Thea held no illusions. Losing his father at five hadn’t made Seb less weird. Case in point, you didn’t hear a lot of ‘Seb’ in the United States. James’ parents still called him Sebastian, or sometimes Bas. With everyone but his grandparents he insisted. It was Seb. Never Sebastian.
She’d been telling people not to call her Dottie since she started walking, so she didn’t have a lot of call to say anything to him about it. Well, she’d been telling most people that. There were always exceptions. Or there always had been before.
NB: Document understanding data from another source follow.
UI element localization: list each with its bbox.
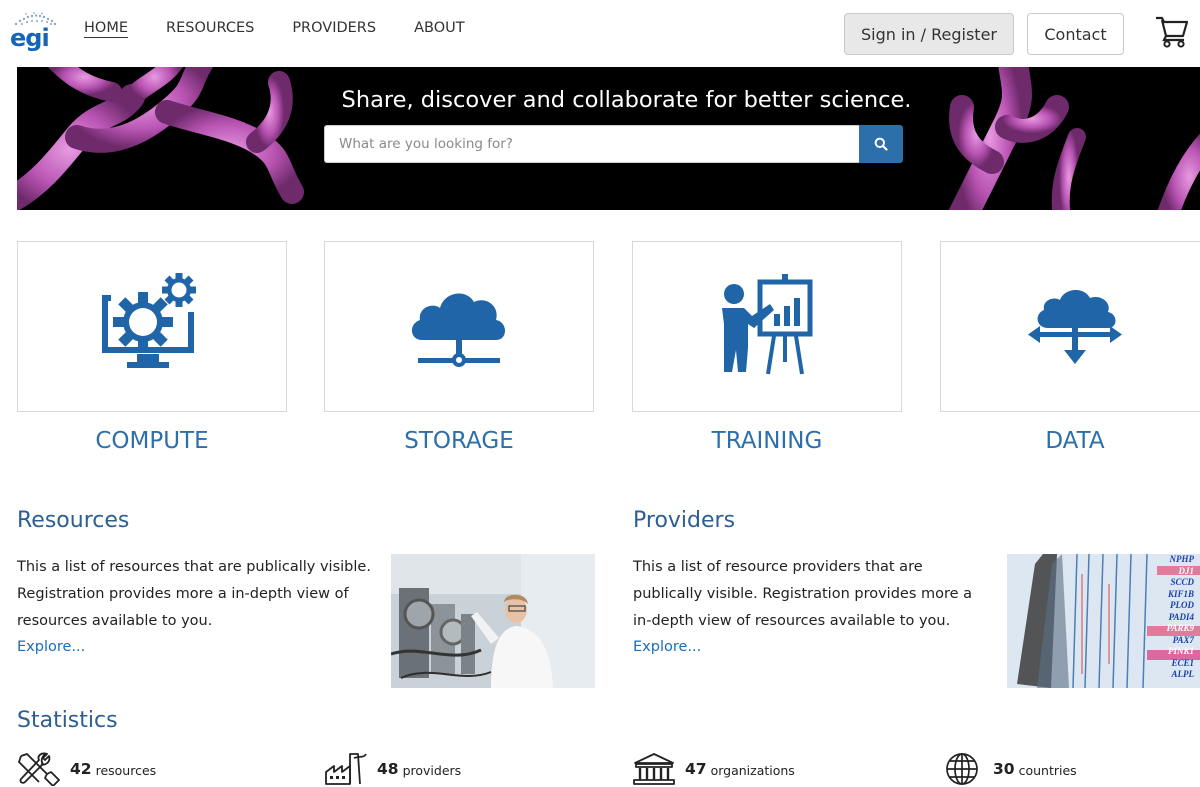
gene-label: KIF1B [1167,588,1194,599]
cloud-data-transfer-icon [1028,289,1122,364]
gene-label: PADI4 [1168,611,1194,622]
compute-gears-monitor-icon [102,272,196,368]
gene-label: ECE1 [1171,657,1194,668]
gene-label: PINK1 [1167,646,1194,656]
nav-providers[interactable]: PROVIDERS [292,20,376,36]
gene-label: DJ1 [1178,565,1195,576]
gene-label: SCCD [1170,577,1194,587]
sign-in-register-button[interactable]: Sign in / Register [844,13,1014,55]
gene-label: PAX7 [1172,634,1194,645]
stat-organizations: 47 organizations [632,752,795,786]
cloud-storage-icon [411,292,505,367]
nav-about[interactable]: ABOUT [414,20,465,36]
countries-count: 30 [993,760,1015,778]
gene-label: NPHP [1169,554,1195,564]
compute-label[interactable]: COMPUTE [17,428,287,454]
providers-description: This a list of resource providers that a… [633,559,973,629]
lab-scientist-image [391,554,595,688]
main-nav: HOME RESOURCES PROVIDERS ABOUT [84,20,503,36]
statistics-heading: Statistics [17,708,118,733]
nav-resources[interactable]: RESOURCES [166,20,254,36]
search-icon [874,137,888,151]
gene-label: ALPL [1171,669,1195,679]
stat-countries: 30 countries [940,752,1077,786]
resources-description: This a list of resources that are public… [17,559,371,629]
logo-text: egi [10,24,50,52]
header: egi HOME RESOURCES PROVIDERS ABOUT Sign … [0,0,1200,67]
resources-explore-link[interactable]: Explore... [17,639,85,655]
training-tile[interactable] [632,241,902,412]
hero-banner: Share, discover and collaborate for bett… [17,67,1200,210]
globe-icon [946,753,978,785]
resources-count: 42 [70,760,92,778]
factory-icon [325,753,367,785]
training-label[interactable]: TRAINING [632,428,902,454]
gene-label: PLOD [1170,600,1194,610]
presentation-training-icon [722,273,813,374]
storage-tile[interactable] [324,241,594,412]
organizations-count: 47 [685,760,707,778]
search-input[interactable] [324,125,859,163]
nav-home[interactable]: HOME [84,20,128,36]
storage-label[interactable]: STORAGE [324,428,594,454]
contact-button[interactable]: Contact [1027,13,1124,55]
providers-count-label: providers [402,762,462,778]
shopping-cart-icon[interactable] [1154,14,1190,48]
tools-icon [18,752,60,786]
providers-explore-link[interactable]: Explore... [633,639,701,655]
compute-tile[interactable] [17,241,287,412]
gene-labels: NPHP DJ1 SCCD KIF1B PLOD PADI4 PARK9 PAX… [1167,554,1194,681]
resources-heading: Resources [17,508,130,533]
institution-building-icon [633,753,675,785]
resources-lab-image[interactable] [391,554,595,688]
gene-label: PARK9 [1166,623,1194,633]
organizations-count-label: organizations [710,762,795,778]
countries-count-label: countries [1018,762,1077,778]
search-button[interactable] [859,125,903,163]
providers-genome-image[interactable]: NPHP DJ1 SCCD KIF1B PLOD PADI4 PARK9 PAX… [1007,554,1200,688]
providers-heading: Providers [633,508,736,533]
stat-resources: 42 resources [17,752,156,786]
stat-providers: 48 providers [324,752,461,786]
providers-count: 48 [377,760,399,778]
resources-count-label: resources [95,762,157,778]
hero-search [324,125,903,163]
data-label[interactable]: DATA [940,428,1200,454]
hero-title: Share, discover and collaborate for bett… [341,87,912,113]
egi-logo[interactable]: egi [10,12,60,52]
data-tile[interactable] [940,241,1200,412]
“Mom,” Seb called, poking at the vat of who-knew-what he’d made in the kitchen. “Did Auntie Kay say she was coming this summer?”
“She said she was going to try.” She put the laundry down next to the stairs. “Are you making plans already? Also, please put whatever that is in something so it doesn’t wind up all over the kitchen.”
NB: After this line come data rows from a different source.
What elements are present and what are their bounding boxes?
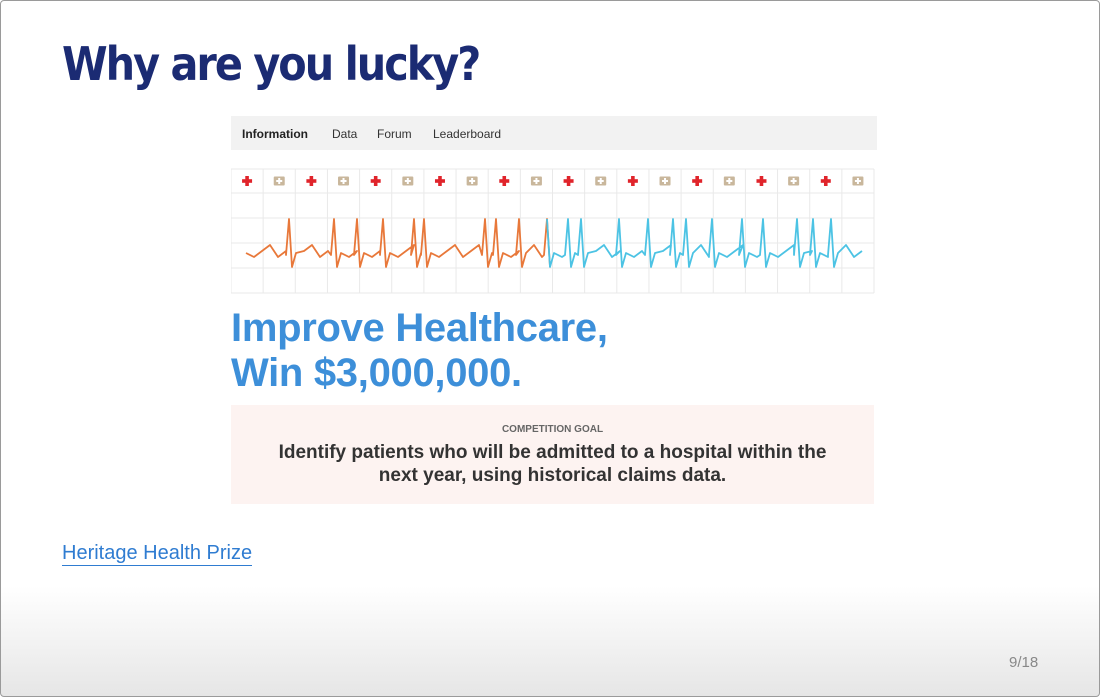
red-cross-icon bbox=[309, 176, 314, 186]
goal-text: Identify patients who will be admitted t… bbox=[241, 441, 864, 487]
slide-title: Why are you lucky? bbox=[62, 37, 481, 91]
first-aid-kit-icon bbox=[471, 178, 474, 184]
page-number: 9/18 bbox=[1009, 654, 1039, 671]
first-aid-kit-icon bbox=[278, 178, 281, 184]
red-cross-icon bbox=[245, 176, 249, 186]
goal-line-1: Identify patients who will be admitted t… bbox=[278, 442, 827, 463]
nav-item-data: Data bbox=[332, 127, 358, 141]
red-cross-icon bbox=[695, 176, 699, 186]
nav-item-information: Information bbox=[242, 127, 308, 141]
goal-line-2: next year, using historical claims data. bbox=[378, 465, 727, 486]
nav-item-leaderboard: Leaderboard bbox=[433, 127, 502, 141]
first-aid-kit-icon bbox=[342, 178, 345, 184]
first-aid-kit-icon bbox=[728, 178, 731, 184]
ekg-banner bbox=[230, 167, 877, 295]
first-aid-kit-icon bbox=[856, 178, 859, 184]
ekg-graphic bbox=[230, 168, 875, 294]
red-cross-icon bbox=[438, 176, 442, 186]
first-aid-kit-icon bbox=[535, 178, 538, 184]
prize-headline: Improve Healthcare, Win $3,000,000. bbox=[231, 306, 877, 396]
competition-screenshot: Information Data Forum Leaderboard Impro… bbox=[230, 116, 877, 504]
first-aid-kit-icon bbox=[599, 178, 602, 184]
screenshot-nav-bar: Information Data Forum Leaderboard bbox=[231, 116, 877, 150]
headline-line-2: Win $3,000,000. bbox=[231, 351, 522, 395]
first-aid-kit-icon bbox=[792, 178, 795, 184]
red-cross-icon bbox=[823, 176, 828, 186]
goal-label: COMPETITION GOAL bbox=[501, 424, 604, 435]
competition-goal-box: COMPETITION GOAL Identify patients who w… bbox=[231, 405, 874, 504]
red-cross-icon bbox=[566, 176, 571, 186]
slide: Why are you lucky? Information Data Foru… bbox=[0, 0, 1100, 697]
red-cross-icon bbox=[631, 176, 635, 186]
headline-line-1: Improve Healthcare, bbox=[231, 306, 608, 350]
red-cross-icon bbox=[759, 176, 764, 186]
nav-item-forum: Forum bbox=[377, 127, 412, 141]
red-cross-icon bbox=[373, 176, 378, 186]
red-cross-icon bbox=[502, 176, 507, 186]
first-aid-kit-icon bbox=[406, 178, 409, 184]
heritage-health-prize-link[interactable]: Heritage Health Prize bbox=[62, 542, 253, 566]
first-aid-kit-icon bbox=[664, 178, 667, 184]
“It’s just non-Newtonian fluid.”
She walked over and looked over his shoulder. “You made Gak.”
“Gak?”
“That’s what we used to call it in the ninties.” She ruffled his hair. “Still put it in something.”
There was a buzz from the pie chest in the corner. Thea ignored it and headed back the for the laundry. She’d check the messages after Seb went to bed, and--
“Don’t you need to check that?” Seb asked.
“Check what?” She stopped, her heart stopping in her chest. If he’d reached an age to notice the strange phone that hid in the false back of the pie chest what was she going to tell him?
“The bat phone.”
Thea turned slowly. “The bat phone?”
He shrugged, not looking at her. “I know you don’t have a normal job.”
I have a normal job. The lie was on her tongue, and she had to nearly bite it to stop the words. She’d promised. When he was old enough to push at her half answers she’d stop giving them.
She didn’t know what to give him instead, but he deserved better than the same lies everyone else got.
“Auntie Kay said you’d tell me when I was old enough.” Seb glanced at her out of the corner of his eye. “And I’m old enough for pg-13 movies, and I’m old enough to stay up until ten on the weekends. I’m old enough to be left alone for like hours.” He tilted his chin up and stared her down, that bullish, intent expression his father had always pointed at her when he was done. “I’m old enough to know what you do.”
She steered him to the table and sat down with him. He wasn’t a baby any more, that phase was over, and she was going to have to catch up with this one. “I don’t tell you more about Cornucopia because…because it’s better for you not to know.” She swallowed. “You understand that?”
Seb nodded. “Because it’s supposed to stay secret.”
She smiled, and pressed a kiss to his forehead. “I don’t have a normal job, but it’s not as exciting as you probably think it is. When people have…problems, I show up and fix them. Sometimes that means I show up with the company check-book. Sometimes it’s more than that.”
Seb swallowed, and because he was just as much her child as he’d been James’ he was going to put the pieces together. “And you don’t have to check that?”
“I don’t. And now that you’re an old man who’s going to pay attention to things like that, you don’t check it either.” She sighed. “You’re going to be a teenager soon on me.”
He huffed. “Not for like three more years.”
“The horror.” She stood up and found her feet on their new normal. Endings were always beginnings. Life had very definitely taught them both that. “Put your stuff away and take your shower before bed, please.”
“Fine.” He sighed. “When Auntie Kay comes this summer can we go to the beach somewhere?”
She snorted. “I was going to say Auntie Kay doesn’t like the beach, but she always does whatever you want. So sure, we'll go to a beach.”
And maybe they'd talk to Auntie Kay about what they were supposed to tell him when he started asking more questions.